PEP 3107 and stronger typing (note: probably a newbie question)

Paul Rubin http
Sun Jul 8 01:41:21 EDT 2007


Bruno Desthuilliers <bdesth.quelquechose at free.quelquepart.fr> writes:
> > Some users in fact recommend writing an explicit type signature for
> > every Haskell function, which functions sort of like a unit test.
> 
> Stop here. explicit type signature == declarative static typing !=
> unit test.

The user-written signature is not a declaration that informs the
compiler of the type.  The compiler still figures out the type by
inference, just as if the signature wasn't there.  The user-written
signature is more like an assertion about what type the compiler will
infer.  If the assertion is wrong, the compiler signals an error.  In
that sense it's like a unit test; it makes sure the function does what
the user expects.

> I have few "surprises" with typing in Python. Very few. Compared to
> the flexibility and simplicity gained from a dynamism that couldn't
> work with static typing - even using type inference -, I don't see it
> a such a wonderful gain. At least in my day to day work.
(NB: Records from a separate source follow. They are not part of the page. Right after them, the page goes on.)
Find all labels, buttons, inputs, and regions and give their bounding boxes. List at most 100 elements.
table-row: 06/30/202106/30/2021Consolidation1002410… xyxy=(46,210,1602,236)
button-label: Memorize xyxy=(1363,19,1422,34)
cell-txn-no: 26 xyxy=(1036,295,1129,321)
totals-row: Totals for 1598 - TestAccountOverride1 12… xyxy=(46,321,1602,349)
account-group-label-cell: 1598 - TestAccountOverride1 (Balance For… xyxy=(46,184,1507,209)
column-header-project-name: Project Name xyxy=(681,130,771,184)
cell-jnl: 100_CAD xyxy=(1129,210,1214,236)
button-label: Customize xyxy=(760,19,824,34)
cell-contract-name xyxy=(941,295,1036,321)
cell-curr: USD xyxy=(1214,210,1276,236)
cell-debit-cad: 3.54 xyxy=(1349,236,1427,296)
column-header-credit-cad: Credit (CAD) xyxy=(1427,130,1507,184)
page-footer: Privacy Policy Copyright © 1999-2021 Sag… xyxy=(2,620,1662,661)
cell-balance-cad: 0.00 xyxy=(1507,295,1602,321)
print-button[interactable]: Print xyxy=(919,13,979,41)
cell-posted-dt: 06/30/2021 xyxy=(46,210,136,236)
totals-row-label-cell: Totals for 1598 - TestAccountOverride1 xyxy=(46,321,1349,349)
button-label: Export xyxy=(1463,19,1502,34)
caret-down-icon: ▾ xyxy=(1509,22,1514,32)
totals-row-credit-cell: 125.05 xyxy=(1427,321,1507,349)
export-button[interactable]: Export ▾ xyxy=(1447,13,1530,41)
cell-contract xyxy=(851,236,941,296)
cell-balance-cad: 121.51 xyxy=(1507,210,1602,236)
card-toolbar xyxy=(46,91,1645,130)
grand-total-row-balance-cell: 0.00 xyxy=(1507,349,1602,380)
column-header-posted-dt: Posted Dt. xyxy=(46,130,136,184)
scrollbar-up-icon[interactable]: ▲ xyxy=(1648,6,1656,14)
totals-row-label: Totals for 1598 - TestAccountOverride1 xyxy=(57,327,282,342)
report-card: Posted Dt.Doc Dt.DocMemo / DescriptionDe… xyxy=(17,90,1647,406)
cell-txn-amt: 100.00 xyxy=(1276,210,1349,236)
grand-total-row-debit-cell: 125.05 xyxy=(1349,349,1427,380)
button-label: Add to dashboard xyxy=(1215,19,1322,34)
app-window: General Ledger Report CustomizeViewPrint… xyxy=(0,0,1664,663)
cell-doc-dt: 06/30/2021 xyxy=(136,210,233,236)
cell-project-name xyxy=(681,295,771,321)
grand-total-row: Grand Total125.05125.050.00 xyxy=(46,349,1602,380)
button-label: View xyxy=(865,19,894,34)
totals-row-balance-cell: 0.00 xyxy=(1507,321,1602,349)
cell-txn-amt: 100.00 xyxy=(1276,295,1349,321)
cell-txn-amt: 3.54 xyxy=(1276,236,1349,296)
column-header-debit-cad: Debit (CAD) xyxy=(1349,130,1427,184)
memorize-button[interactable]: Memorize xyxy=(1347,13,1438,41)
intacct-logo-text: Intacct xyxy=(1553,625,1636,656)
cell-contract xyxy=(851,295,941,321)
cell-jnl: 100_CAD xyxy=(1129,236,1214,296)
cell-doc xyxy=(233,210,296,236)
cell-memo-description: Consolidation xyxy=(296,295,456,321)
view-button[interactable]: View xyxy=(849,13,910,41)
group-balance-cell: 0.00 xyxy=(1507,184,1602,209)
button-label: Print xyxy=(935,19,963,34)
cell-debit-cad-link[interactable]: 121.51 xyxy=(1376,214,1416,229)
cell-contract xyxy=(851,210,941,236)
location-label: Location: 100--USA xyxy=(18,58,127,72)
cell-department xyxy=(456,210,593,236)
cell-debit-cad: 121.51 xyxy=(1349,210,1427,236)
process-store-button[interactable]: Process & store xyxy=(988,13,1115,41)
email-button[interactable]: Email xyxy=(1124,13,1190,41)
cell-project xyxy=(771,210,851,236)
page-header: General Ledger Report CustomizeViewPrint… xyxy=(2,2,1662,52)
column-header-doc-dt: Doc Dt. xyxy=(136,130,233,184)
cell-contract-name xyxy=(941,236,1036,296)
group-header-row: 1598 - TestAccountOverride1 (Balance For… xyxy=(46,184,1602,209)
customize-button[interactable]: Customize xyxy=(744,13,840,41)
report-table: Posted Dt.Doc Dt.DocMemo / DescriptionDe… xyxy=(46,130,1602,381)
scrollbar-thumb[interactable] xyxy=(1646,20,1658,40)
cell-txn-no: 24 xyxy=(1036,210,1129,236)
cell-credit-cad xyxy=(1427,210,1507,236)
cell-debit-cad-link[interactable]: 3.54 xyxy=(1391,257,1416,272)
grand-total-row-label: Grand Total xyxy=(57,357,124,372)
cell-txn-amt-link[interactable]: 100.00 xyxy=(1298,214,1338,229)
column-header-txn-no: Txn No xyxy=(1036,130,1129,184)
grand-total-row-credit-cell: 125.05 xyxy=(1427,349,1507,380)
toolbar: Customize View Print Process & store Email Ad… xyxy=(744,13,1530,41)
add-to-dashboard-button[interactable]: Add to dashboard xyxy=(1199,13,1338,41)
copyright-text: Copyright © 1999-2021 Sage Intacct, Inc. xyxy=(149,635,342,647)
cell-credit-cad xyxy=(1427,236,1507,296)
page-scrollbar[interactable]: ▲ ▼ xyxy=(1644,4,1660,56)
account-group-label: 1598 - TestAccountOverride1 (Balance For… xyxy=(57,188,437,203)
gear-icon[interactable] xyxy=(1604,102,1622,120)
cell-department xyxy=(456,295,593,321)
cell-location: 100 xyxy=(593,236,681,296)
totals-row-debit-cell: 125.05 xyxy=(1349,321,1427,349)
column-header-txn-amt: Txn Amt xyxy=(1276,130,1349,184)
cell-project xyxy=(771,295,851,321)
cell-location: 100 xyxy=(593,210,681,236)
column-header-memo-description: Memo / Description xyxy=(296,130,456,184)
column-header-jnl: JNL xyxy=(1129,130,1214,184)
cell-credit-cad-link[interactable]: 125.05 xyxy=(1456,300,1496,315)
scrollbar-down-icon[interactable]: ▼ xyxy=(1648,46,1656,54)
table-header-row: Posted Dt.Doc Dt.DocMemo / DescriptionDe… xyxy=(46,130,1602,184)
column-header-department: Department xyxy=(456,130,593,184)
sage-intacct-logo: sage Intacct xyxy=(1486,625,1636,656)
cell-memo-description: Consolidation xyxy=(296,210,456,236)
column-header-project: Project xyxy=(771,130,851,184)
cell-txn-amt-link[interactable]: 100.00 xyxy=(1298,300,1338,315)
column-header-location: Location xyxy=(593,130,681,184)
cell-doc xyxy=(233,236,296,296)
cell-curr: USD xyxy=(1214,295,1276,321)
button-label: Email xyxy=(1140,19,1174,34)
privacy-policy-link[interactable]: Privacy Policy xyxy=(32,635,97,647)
I'm going to keep an eye out for it in my day-to-day coding but I'm
not so convinced that I'm gaining much from Python's dynamism.
However, that may be a self-fulfilling prophecy since maybe I'm
cultivating a coding style that doesn't use the dynamism, and I could
be doing things differently.  I do find since switching to Python 2.5
and using iterators more extensively, I use the class/object features
a lot less.  Data that I would have put into instance attributes on
objects that get passed from one function to another, instead become
local variables in functions that get run over sequences, etc.